Secondly, because the Per Capita Gross Net Product (GNP) is one of the top most of the industrialized nations, it offers one of the most robust high-class markets for high-end commodities and services. Lastly, and perhaps the most significant is that the maturation of market liberalization that is taking hold in the country is slowly opening up the Japanese market to the possibilities of the global market (Hui, Hoshino, Kumarasinghe, and Mohamad). Together, these market factors – large size, increasingly global accessibility, and high-class consumers – will serve to attract foreign firms to Japan in the coming years (Hui, Hoshino, Kumarasinghe, and Mohamad). Another reason for a future increase in DFI and foreign-based local production is the high-level performance of Japanese local producers. Granted, from a cost analysis, while manufacturing in Japan is not one of the wisest ideas, a consideration of quality of service and goods, time, and other non-cost factors, Japan offers a good choice for manufacturing for quality and time conscious foreign producers.
Conclusion
It is unfortunate that some foreign-affiliated companies have found the Japanese market unfavorable. However, a great deal number of them have succeeded in the same market. The latter firms succeed due to several factors that include the utilization of local CEOs and the development of positive cycles of the economy due to the effects of Abenomics.

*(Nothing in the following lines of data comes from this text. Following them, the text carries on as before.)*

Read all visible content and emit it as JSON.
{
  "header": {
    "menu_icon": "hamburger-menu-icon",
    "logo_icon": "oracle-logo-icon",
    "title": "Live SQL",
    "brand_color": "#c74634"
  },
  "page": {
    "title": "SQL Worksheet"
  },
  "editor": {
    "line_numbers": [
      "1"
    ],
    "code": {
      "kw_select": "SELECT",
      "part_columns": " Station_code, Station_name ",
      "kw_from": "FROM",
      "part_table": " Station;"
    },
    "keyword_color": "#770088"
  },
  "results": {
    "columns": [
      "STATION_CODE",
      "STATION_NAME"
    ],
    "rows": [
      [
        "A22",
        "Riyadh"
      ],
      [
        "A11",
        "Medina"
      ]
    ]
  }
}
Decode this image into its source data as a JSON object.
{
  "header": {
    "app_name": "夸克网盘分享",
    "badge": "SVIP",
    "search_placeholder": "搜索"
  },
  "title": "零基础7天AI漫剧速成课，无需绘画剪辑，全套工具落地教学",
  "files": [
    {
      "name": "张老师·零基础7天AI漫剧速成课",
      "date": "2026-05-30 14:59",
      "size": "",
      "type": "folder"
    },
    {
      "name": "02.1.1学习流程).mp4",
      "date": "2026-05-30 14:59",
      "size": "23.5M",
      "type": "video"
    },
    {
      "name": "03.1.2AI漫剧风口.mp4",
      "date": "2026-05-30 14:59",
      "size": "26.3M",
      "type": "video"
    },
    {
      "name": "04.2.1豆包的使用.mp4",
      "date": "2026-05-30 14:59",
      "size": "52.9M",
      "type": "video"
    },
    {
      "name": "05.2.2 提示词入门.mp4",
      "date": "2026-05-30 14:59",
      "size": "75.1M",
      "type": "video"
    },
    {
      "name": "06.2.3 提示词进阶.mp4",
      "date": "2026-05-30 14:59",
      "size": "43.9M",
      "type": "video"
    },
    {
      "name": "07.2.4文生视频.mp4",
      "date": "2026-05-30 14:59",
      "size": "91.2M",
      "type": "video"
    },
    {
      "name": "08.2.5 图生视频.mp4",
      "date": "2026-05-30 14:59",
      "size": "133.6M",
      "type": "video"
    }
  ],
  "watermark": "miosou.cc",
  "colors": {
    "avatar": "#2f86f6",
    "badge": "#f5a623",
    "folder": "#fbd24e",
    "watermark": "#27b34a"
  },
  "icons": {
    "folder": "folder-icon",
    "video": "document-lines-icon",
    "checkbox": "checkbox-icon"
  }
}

Nevertheless, there is the need for Japan to advance the integration of reforms that promote liberalization to attract FDI. Japan also need to finalize major trade partnership agreements such as the pending Japan-EU economic partnership agreement to realize the benefits of free open economies. Concerning corporate tax, Japan needs to lower its effective corporate rates and advance tax reforms that compare favorably in global terms to sustain its current FI and attract FDI in the coming years.